Stumbling Stones
Welcome to my random musings about the world, on a weekly-to-occasional basis.
Where we are: We have left Europe, with its impending winter and second Covid wave, and arrived in Bonaire (a tiny island off the coast of Venezuela that is part of the Netherlands—yeah, you read that right). We’ve been here several times before, over many years, and decided it would be an excellent place to hunker down for a while and do some snorkeling and diving. One assumes there’s no Covid in the ocean. Today we’re working on finding a good apartment we can rent for a little while.
Stumbling stones
Lee and I were ambling down the main shopping street in Düsseldorf, reveling in retail abundance. I was studying the window of Zara Home, wondering if they had any pretty cloth masks, when Lee pointed out an Anthropologie store.
I love Anthropologie. They, of course, would have amazing masks. I might’ve skipped a little, excited at the prospect of dressing up my pandemic look with some girly floral prints, or maybe some splashy jewel tones.
But there between Zara Home and Anthropologie, right in front of Swarovski. something on the pavement caught my eye, and stopped me in my tracks: a Stolpersteine.
I had a moment of cognitive dissonance, thinking about buying frivolities, and looking down at the two cobbles you see above, reading them out loud.
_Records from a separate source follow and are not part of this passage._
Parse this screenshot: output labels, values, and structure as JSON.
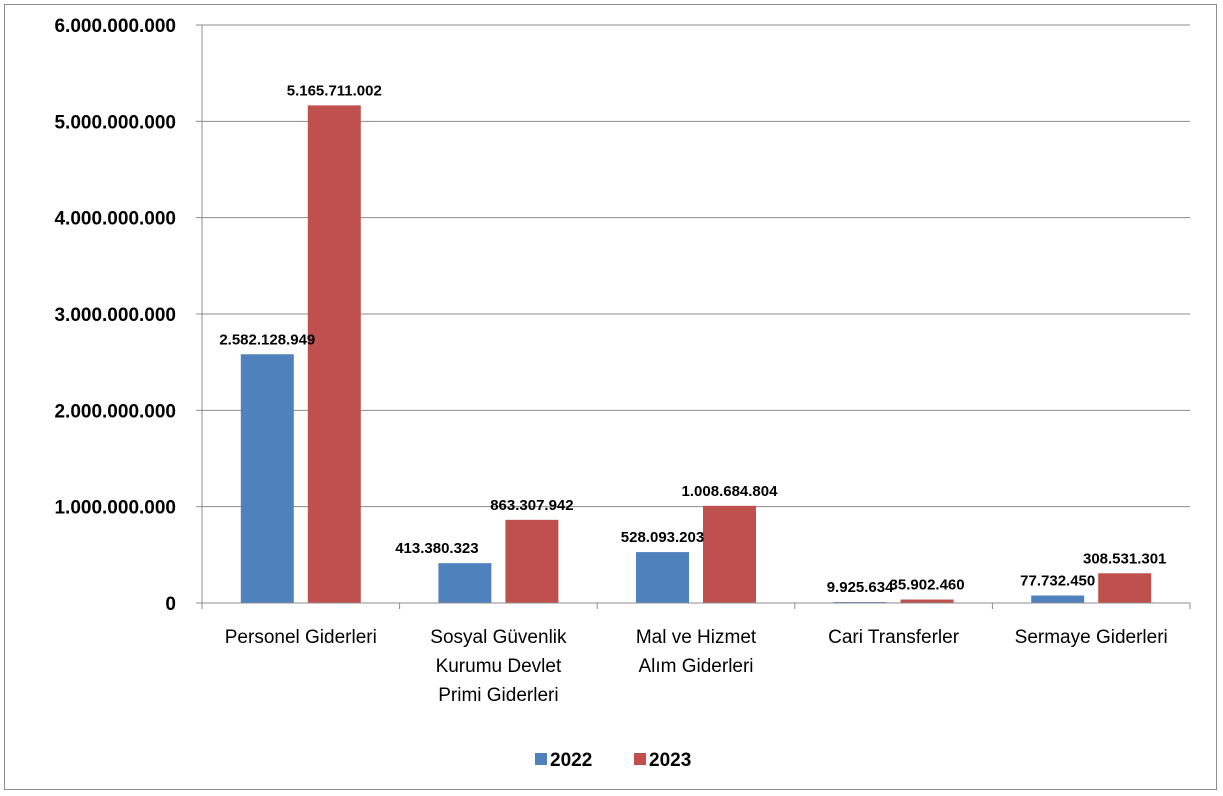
{
  "chart_data": {
    "type": "bar",
    "categories": [
      [
        "Personel Giderleri"
      ],
      [
        "Sosyal Güvenlik",
        "Kurumu Devlet",
        "Primi Giderleri"
      ],
      [
        "Mal ve Hizmet",
        "Alım Giderleri"
      ],
      [
        "Cari Transferler"
      ],
      [
        "Sermaye Giderleri"
      ]
    ],
    "series": [
      {
        "name": "2022",
        "color": "#4f81bd",
        "values": [
          2582128949,
          413380323,
          528093203,
          9925634,
          77732450
        ],
        "labels": [
          "2.582.128.949",
          "413.380.323",
          "528.093.203",
          "9.925.634",
          "77.732.450"
        ]
      },
      {
        "name": "2023",
        "color": "#c0504d",
        "values": [
          5165711002,
          863307942,
          1008684804,
          35902460,
          308531301
        ],
        "labels": [
          "5.165.711.002",
          "863.307.942",
          "1.008.684.804",
          "35.902.460",
          "308.531.301"
        ]
      }
    ],
    "ylim": [
      0,
      6000000000
    ],
    "yticks": [
      0,
      1000000000,
      2000000000,
      3000000000,
      4000000000,
      5000000000,
      6000000000
    ],
    "ytick_labels": [
      "0",
      "1.000.000.000",
      "2.000.000.000",
      "3.000.000.000",
      "4.000.000.000",
      "5.000.000.000",
      "6.000.000.000"
    ],
    "grid": true,
    "legend": "bottom"
  }
}
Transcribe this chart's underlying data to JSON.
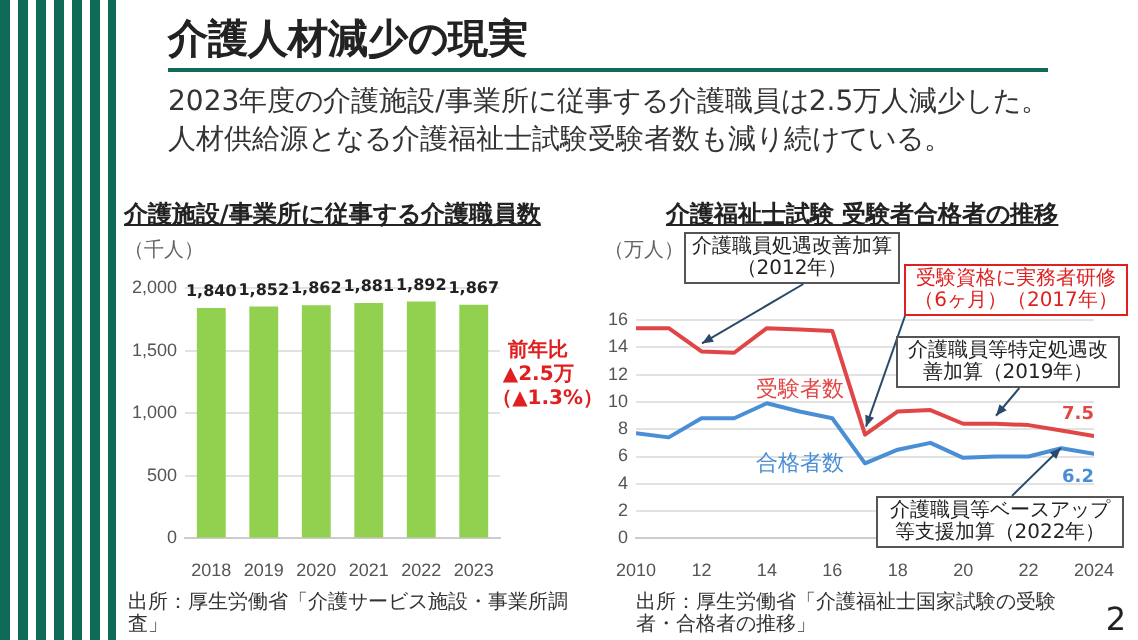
{
  "chart_data": [
    {
      "type": "bar",
      "title": "介護施設/事業所に従事する介護職員数",
      "ylabel": "（千人）",
      "categories": [
        "2018",
        "2019",
        "2020",
        "2021",
        "2022",
        "2023"
      ],
      "values": [
        1840,
        1852,
        1862,
        1881,
        1892,
        1867
      ],
      "value_labels": [
        "1,840",
        "1,852",
        "1,862",
        "1,881",
        "1,892",
        "1,867"
      ],
      "color": "#92d050",
      "ylim": [
        0,
        2000
      ],
      "yticks": [
        0,
        500,
        {
          "value": 1000,
          "label": "1,000"
        },
        {
          "value": 1500,
          "label": "1,500"
        },
        {
          "value": 2000,
          "label": "2,000"
        }
      ],
      "grid": "y",
      "legend": false,
      "annotations": [
        "介護人材減少の現実",
        "2023年度の介護施設/事業所に従事する介護職員は2.5万人減少した。",
        "人材供給源となる介護福祉士試験受験者数も減り続けている。",
        "前年比▲2.5万（▲1.3%）",
        "出所：厚生労働省「介護サービス施設・事業所調査」"
      ]
    },
    {
      "type": "line",
      "title": "介護福祉士試験 受験者合格者の推移",
      "ylabel": "（万人）",
      "x": [
        2010,
        2011,
        2012,
        2013,
        2014,
        2015,
        2016,
        2017,
        2018,
        2019,
        2020,
        2021,
        2022,
        2023,
        2024
      ],
      "series": [
        {
          "name": "受験者数",
          "color": "#e04646",
          "values": [
            15.4,
            15.4,
            13.7,
            13.6,
            15.4,
            15.3,
            15.2,
            7.6,
            9.3,
            9.4,
            8.4,
            8.4,
            8.3,
            7.9,
            7.5
          ],
          "value_labels": [
            null,
            null,
            null,
            null,
            null,
            null,
            null,
            null,
            null,
            null,
            null,
            null,
            null,
            null,
            "7.5"
          ]
        },
        {
          "name": "合格者数",
          "color": "#4a8fd6",
          "values": [
            7.7,
            7.4,
            8.8,
            8.8,
            9.9,
            9.3,
            8.8,
            5.5,
            6.5,
            7.0,
            5.9,
            6.0,
            6.0,
            6.6,
            6.2
          ],
          "value_labels": [
            null,
            null,
            null,
            null,
            null,
            null,
            null,
            null,
            null,
            null,
            null,
            null,
            null,
            null,
            "6.2"
          ]
        }
      ],
      "xlim": [
        2010,
        2024
      ],
      "xticks": [
        2010,
        {
          "value": 2012,
          "label": "12"
        },
        {
          "value": 2014,
          "label": "14"
        },
        {
          "value": 2016,
          "label": "16"
        },
        {
          "value": 2018,
          "label": "18"
        },
        {
          "value": 2020,
          "label": "20"
        },
        {
          "value": 2022,
          "label": "22"
        },
        2024
      ],
      "ylim": [
        0,
        16
      ],
      "yticks": [
        0,
        2,
        4,
        6,
        8,
        10,
        12,
        14,
        16
      ],
      "grid": "y",
      "legend": false,
      "marker": "none",
      "line_style": "solid",
      "annotations": [
        {
          "text": "介護職員処遇改善加算（2012年）",
          "x": 2012,
          "y": 13.7
        },
        {
          "text": "受験資格に実務者研修（6ヶ月）（2017年）",
          "x": 2017,
          "y": 7.6
        },
        {
          "text": "介護職員等特定処遇改善加算（2019年）",
          "x": 2021,
          "y": 8.4
        },
        {
          "text": "介護職員等ベースアップ等支援加算（2022年）",
          "x": 2023,
          "y": 7.2
        },
        "出所：厚生労働省「介護福祉士国家試験の受験者・合格者の推移」",
        "2"
      ]
    }
  ]
}
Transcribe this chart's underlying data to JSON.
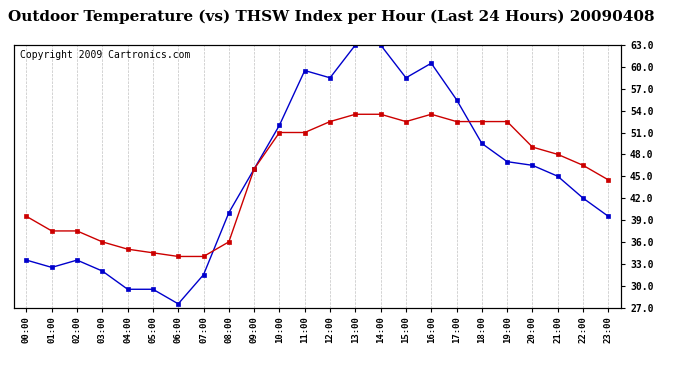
{
  "title": "Outdoor Temperature (vs) THSW Index per Hour (Last 24 Hours) 20090408",
  "copyright": "Copyright 2009 Cartronics.com",
  "hours": [
    0,
    1,
    2,
    3,
    4,
    5,
    6,
    7,
    8,
    9,
    10,
    11,
    12,
    13,
    14,
    15,
    16,
    17,
    18,
    19,
    20,
    21,
    22,
    23
  ],
  "hour_labels": [
    "00:00",
    "01:00",
    "02:00",
    "03:00",
    "04:00",
    "05:00",
    "06:00",
    "07:00",
    "08:00",
    "09:00",
    "10:00",
    "11:00",
    "12:00",
    "13:00",
    "14:00",
    "15:00",
    "16:00",
    "17:00",
    "18:00",
    "19:00",
    "20:00",
    "21:00",
    "22:00",
    "23:00"
  ],
  "temp_blue": [
    33.5,
    32.5,
    33.5,
    32.0,
    29.5,
    29.5,
    27.5,
    31.5,
    40.0,
    46.0,
    52.0,
    59.5,
    58.5,
    63.0,
    63.0,
    58.5,
    60.5,
    55.5,
    49.5,
    47.0,
    46.5,
    45.0,
    42.0,
    39.5
  ],
  "temp_red": [
    39.5,
    37.5,
    37.5,
    36.0,
    35.0,
    34.5,
    34.0,
    34.0,
    36.0,
    46.0,
    51.0,
    51.0,
    52.5,
    53.5,
    53.5,
    52.5,
    53.5,
    52.5,
    52.5,
    52.5,
    49.0,
    48.0,
    46.5,
    44.5
  ],
  "ylim_min": 27.0,
  "ylim_max": 63.0,
  "yticks": [
    27.0,
    30.0,
    33.0,
    36.0,
    39.0,
    42.0,
    45.0,
    48.0,
    51.0,
    54.0,
    57.0,
    60.0,
    63.0
  ],
  "blue_color": "#0000CC",
  "red_color": "#CC0000",
  "bg_color": "#FFFFFF",
  "grid_color": "#BBBBBB",
  "title_fontsize": 11,
  "copyright_fontsize": 7
}
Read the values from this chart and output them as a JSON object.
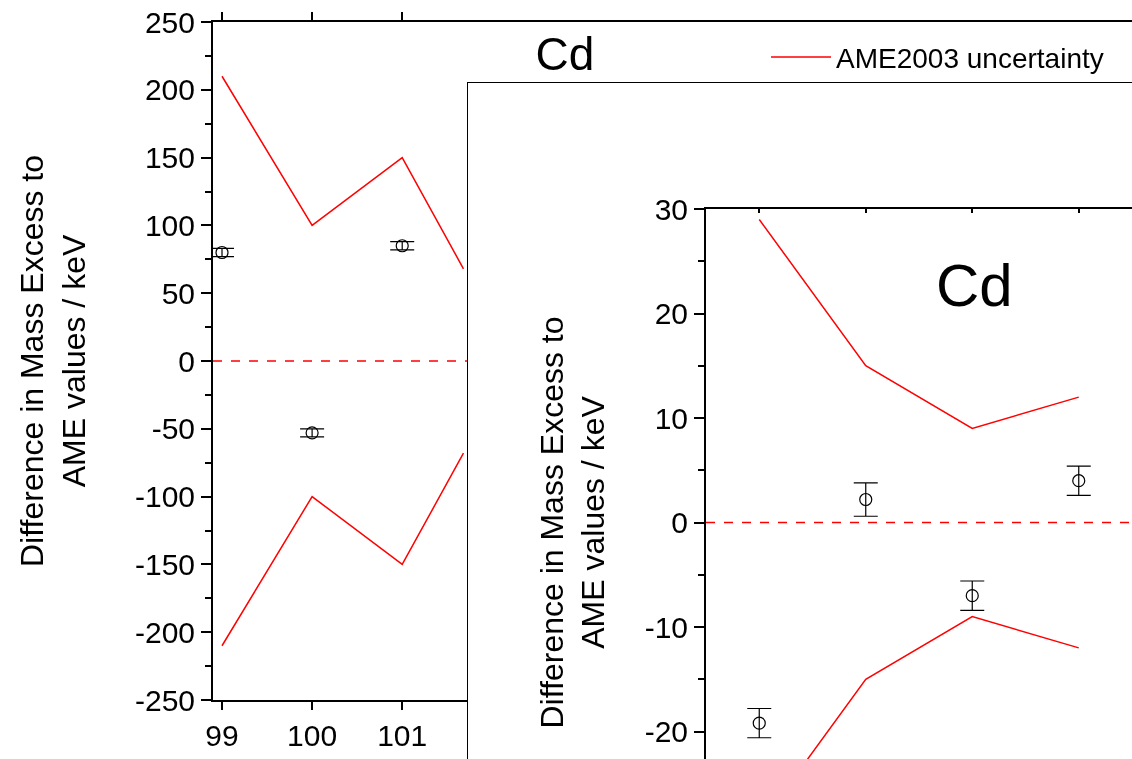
{
  "chart_data": [
    {
      "type": "line",
      "title": "Cd",
      "ylabel": "Difference in Mass Excess to\nAME values / keV",
      "xlim": [
        98.9,
        109.1
      ],
      "xticks": [
        99,
        100,
        101
      ],
      "ylim": [
        -250,
        250
      ],
      "yticks": [
        -250,
        -200,
        -150,
        -100,
        -50,
        0,
        50,
        100,
        150,
        200,
        250
      ],
      "legend": "top right",
      "ref_lines": [
        {
          "axis": "y",
          "value": 0,
          "color": "#ff0000",
          "line_style": "dashed"
        }
      ],
      "series": [
        {
          "name": "AME2003 uncertainty",
          "type": "line",
          "color": "#ff0000",
          "x": [
            99,
            100,
            101,
            101.68
          ],
          "values": [
            210,
            100,
            150,
            68
          ]
        },
        {
          "type": "line",
          "color": "#ff0000",
          "x": [
            99,
            100,
            101,
            101.68
          ],
          "values": [
            -210,
            -100,
            -150,
            -68
          ]
        },
        {
          "type": "scatter",
          "marker": "circle",
          "color": "#000000",
          "x": [
            99,
            100,
            101
          ],
          "values": [
            80,
            -53,
            85
          ],
          "errors": [
            3,
            3,
            3
          ]
        }
      ]
    },
    {
      "type": "line",
      "title": "Cd",
      "ylabel": "Difference in Mass Excess to\nAME values / keV",
      "categories": [
        null,
        null,
        null,
        null
      ],
      "ylim": [
        -30,
        30
      ],
      "yticks": [
        -20,
        -10,
        0,
        10,
        20,
        30
      ],
      "tick_labels": "y",
      "ref_lines": [
        {
          "axis": "y",
          "value": 0,
          "color": "#ff0000",
          "line_style": "dashed"
        }
      ],
      "series": [
        {
          "type": "line",
          "color": "#ff0000",
          "values": [
            29,
            15,
            9,
            12
          ]
        },
        {
          "type": "line",
          "color": "#ff0000",
          "values": [
            -29,
            -15,
            -9,
            -12
          ]
        },
        {
          "type": "scatter",
          "marker": "circle",
          "color": "#000000",
          "values": [
            -19.2,
            2.2,
            -7,
            4
          ],
          "errors": [
            1.4,
            1.6,
            1.4,
            1.4
          ]
        }
      ]
    }
  ]
}
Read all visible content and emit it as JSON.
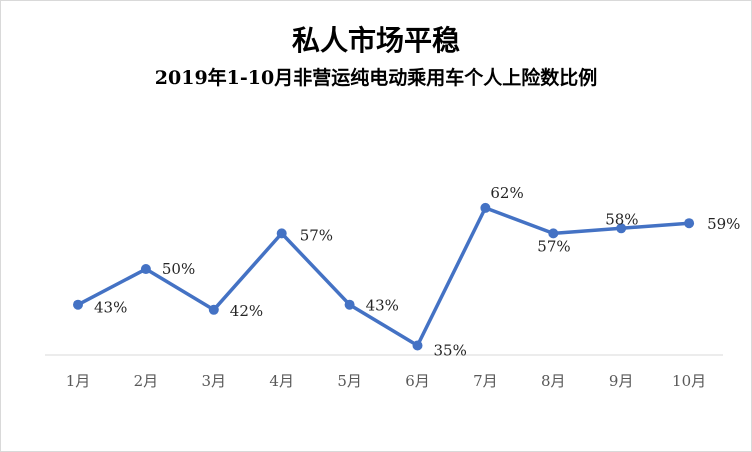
{
  "chart_data": {
    "type": "line",
    "title": "私人市场平稳",
    "subtitle": "2019年1-10月非营运纯电动乘用车个人上险数比例",
    "categories": [
      "1月",
      "2月",
      "3月",
      "4月",
      "5月",
      "6月",
      "7月",
      "8月",
      "9月",
      "10月"
    ],
    "series": [
      {
        "values": [
          43,
          50,
          42,
          57,
          43,
          35,
          62,
          57,
          58,
          59
        ],
        "labels": [
          "43%",
          "50%",
          "42%",
          "57%",
          "43%",
          "35%",
          "62%",
          "57%",
          "58%",
          "59%"
        ]
      }
    ],
    "grid": false,
    "legend": "none",
    "colors": {
      "line": "#4472c4",
      "axis": "#d9d9d9"
    }
  }
}
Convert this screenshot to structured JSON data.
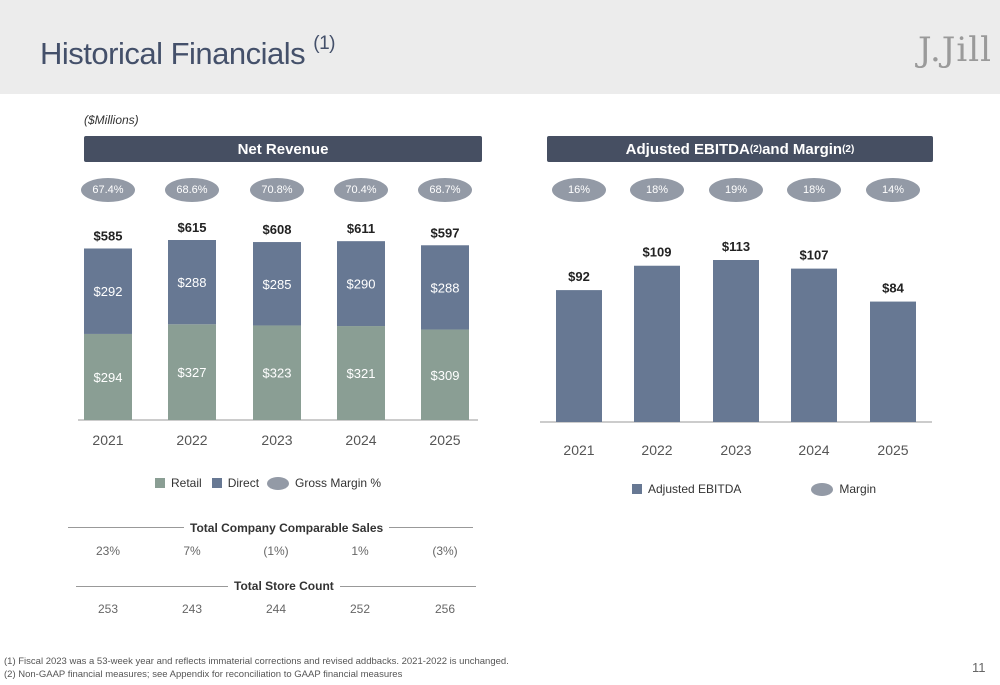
{
  "header": {
    "title": "Historical Financials",
    "title_sup": "(1)",
    "logo_text": "J.Jill"
  },
  "units_note": "($Millions)",
  "left_panel": {
    "banner": "Net Revenue"
  },
  "right_panel": {
    "banner": "Adjusted EBITDA",
    "banner_sup1": "(2)",
    "banner_mid": " and Margin",
    "banner_sup2": "(2)"
  },
  "colors": {
    "retail": "#8a9e94",
    "direct": "#677893",
    "ebitda": "#677893",
    "pill": "#939aa6",
    "banner": "#464f62"
  },
  "chart_data": [
    {
      "type": "bar",
      "stacked": true,
      "title": "Net Revenue",
      "categories": [
        "2021",
        "2022",
        "2023",
        "2024",
        "2025"
      ],
      "series": [
        {
          "name": "Retail",
          "values": [
            294,
            327,
            323,
            321,
            309
          ],
          "labels": [
            "$294",
            "$327",
            "$323",
            "$321",
            "$309"
          ]
        },
        {
          "name": "Direct",
          "values": [
            292,
            288,
            285,
            290,
            288
          ],
          "labels": [
            "$292",
            "$288",
            "$285",
            "$290",
            "$288"
          ]
        }
      ],
      "totals": [
        585,
        615,
        608,
        611,
        597
      ],
      "total_labels": [
        "$585",
        "$615",
        "$608",
        "$611",
        "$597"
      ],
      "gross_margin_labels": [
        "67.4%",
        "68.6%",
        "70.8%",
        "70.4%",
        "68.7%"
      ],
      "legend": {
        "retail": "Retail",
        "direct": "Direct",
        "margin": "Gross Margin %"
      },
      "ylim": [
        0,
        615
      ]
    },
    {
      "type": "bar",
      "title": "Adjusted EBITDA and Margin",
      "categories": [
        "2021",
        "2022",
        "2023",
        "2024",
        "2025"
      ],
      "values": [
        92,
        109,
        113,
        107,
        84
      ],
      "value_labels": [
        "$92",
        "$109",
        "$113",
        "$107",
        "$84"
      ],
      "margin_labels": [
        "16%",
        "18%",
        "19%",
        "18%",
        "14%"
      ],
      "legend": {
        "ebitda": "Adjusted EBITDA",
        "margin": "Margin"
      },
      "ylim": [
        0,
        113
      ]
    }
  ],
  "comp_sales": {
    "title": "Total Company Comparable Sales",
    "values": [
      "23%",
      "7%",
      "(1%)",
      "1%",
      "(3%)"
    ]
  },
  "store_count": {
    "title": "Total Store Count",
    "values": [
      "253",
      "243",
      "244",
      "252",
      "256"
    ]
  },
  "footnotes": [
    "(1)   Fiscal 2023 was a 53-week year and reflects immaterial corrections and revised addbacks. 2021-2022 is unchanged.",
    "(2)   Non-GAAP financial measures; see Appendix for reconciliation to GAAP financial measures"
  ],
  "page_number": "11"
}
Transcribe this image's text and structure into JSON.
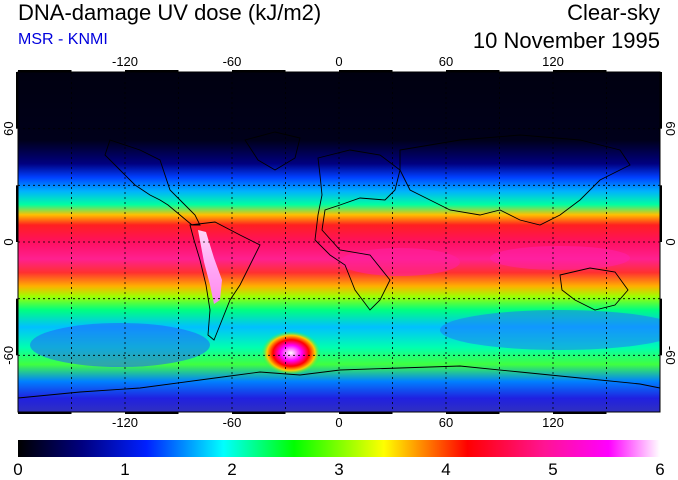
{
  "header": {
    "title": "DNA-damage UV dose (kJ/m2)",
    "subtitle": "MSR - KNMI",
    "condition": "Clear-sky",
    "date": "10 November 1995"
  },
  "map": {
    "longitude_ticks": [
      "-120",
      "-60",
      "0",
      "60",
      "120"
    ],
    "latitude_ticks": [
      "60",
      "0",
      "-60"
    ],
    "grid_longitudes": [
      -150,
      -120,
      -90,
      -60,
      -30,
      0,
      30,
      60,
      90,
      120,
      150
    ],
    "grid_latitudes": [
      60,
      30,
      0,
      -30,
      -60
    ],
    "lon_range": [
      -180,
      180
    ],
    "lat_range": [
      -90,
      90
    ]
  },
  "colorbar": {
    "ticks": [
      "0",
      "1",
      "2",
      "3",
      "4",
      "5",
      "6"
    ],
    "range": [
      0,
      6
    ],
    "colors": [
      "#000000",
      "#00008b",
      "#0000ff",
      "#00ffff",
      "#00ff00",
      "#ffff00",
      "#ff8800",
      "#ff0000",
      "#ff1493",
      "#ff00ff",
      "#ffffff"
    ]
  }
}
That’s my personal rule: when I see one of those little squares, I always stop, I always look. Say their names.
Stolpersteines, which is German for stumbling blocks, were created by an artist named Gunter Demnig, in 1996. They commemorate (for those of you who haven’t yet asked google to translate the words in the picture above) Jews who were murdered during the Holocaust. There are thousands of them, all over Germany, and many other countries in Europe.
If you can document where a Jewish person lived, and that they died in the Holocaust, you can have a Stolpersteine installed in front of the building they were taken from. Sometimes, walking down the street, you see one, or a pair, or sometimes you see ten in front of one building, eight in front of the next, a dozen on the corner. The numbers can be overwhelming.
When we arrived in Berlin five years ago, at the start of our travels, I downloaded an app to help me find them. The second night, while we were at dinner, I opened it for the first time, curious whether there were any nearby. When we finished eating, we tracked down the nearest one—it was directly in front of the building we were staying in.
It was a family named Rosen: Heinz and Emma.
There is something intensely intimate, I think, about those little brass squares, set directly into the pavement. They are a reminder that an individual walked here, carried in groceries, skipped home after school, dragged the dog out for a walk, hurried off to work. Someone answered the door, shoveled snow, swept away leaves, called the kids in for dinner.
Eleven million (the number of people who died in the Holocaust) is sort of incomprehensible. My mind, at least, can’t really grasp a number that large. But I can grasp a name attached to a three-story building with four steps up to the door and a black wrought iron railing, or a bronze door knocker in the shape of the sun. I can relate to that life—I have the tiniest inkling of what was lost.
That’s one of the reasons I seem a little obsessed with art: it has the capacity to bring to life the unreal, the inconceivable—the things that are too immense for my puny little brain to comprehend.
I think everyone should visit a concentration camp memorial at least once, but for me, these small stumbling stones, encountered at random while I’m going about my day, are the most powerful reminder that every death in a genocide (and yes, that includes our own American genocides) is the death of someone’s mother, someone’s baby, someone’s grandfather, someone’s beloved sister, someone’s soulmate.